Now enter SilverLight DeepZoom. What if instead an app produced nice looking hi-res graphic outputs that were autostiched into a DZ browsable image? That would kick ass. And why stop there... let's go ahead and start back out at your network topology map, and let you zoom around and down INTO each server's or workstations HD?
Sounds cool, but obviously not trivial in work to produce. But mark my words-- someone will build the app described above within the next year or two, I guarantee it.
The areas around visualization of data is just now starting to pick up some serious steam with the new technologies available (driven concurrently with BI). What other cool ideas can we come up with?
October 7, 2008 - 02:43, by Dostalek, Kevin
The Ad Generator has been around for awhile, but I keep coming back to it as a tool to help dislodge my brain and make new connections and bring forth ideas.

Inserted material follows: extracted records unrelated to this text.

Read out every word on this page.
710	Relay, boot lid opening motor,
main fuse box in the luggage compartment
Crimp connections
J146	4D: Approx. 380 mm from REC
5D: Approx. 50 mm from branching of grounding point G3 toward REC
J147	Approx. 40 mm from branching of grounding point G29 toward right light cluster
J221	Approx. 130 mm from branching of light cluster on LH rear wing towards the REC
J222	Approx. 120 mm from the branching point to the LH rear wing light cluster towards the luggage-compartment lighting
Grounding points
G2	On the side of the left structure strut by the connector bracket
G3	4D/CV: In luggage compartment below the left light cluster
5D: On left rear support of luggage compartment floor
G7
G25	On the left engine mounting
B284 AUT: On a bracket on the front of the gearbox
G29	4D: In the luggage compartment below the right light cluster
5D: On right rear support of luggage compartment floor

Unfortunately, that wasn't really how or why this first generation mashup was created. It was created by taking real corporate slogans, putting them through a randomizer (real time), and then pairing them with pictures from Flickr that are taged with words from the random slogan (again in real time).
Certainly this juxtaposition explores how we attach meaning to words and pictures (and do so very quickly), but it also highlights how most advertising takes meaningful ideas and applies them to undifferentiated products and services seemingly on whims.
October 1, 2008 - 02:37, by Dostalek, Kevin
I wanted to share this promo video about the Carnegie Melon project Alice
for a couple reasons. One, that I think this is an important project in and of itself. This is our industry, which is projected to see significant challenges in having enough skilled professionals to meet the future demands and the Alice project is a very important and innovative solution to help turn the tide of the current trends.
The second reason I wanted to share this video is to get us thinking about how technology can be leveraged to help overcome other learning challenges people face. Strategies like minimizing frustration, utilizing storytelling and creation, simplifying the complex, connecting the known to the unknown, making the abstract more concrete, turning boring tasks into exciting experiences, etc... What skill do you think we could apply the "gameplay" metaphor on top of to change the world?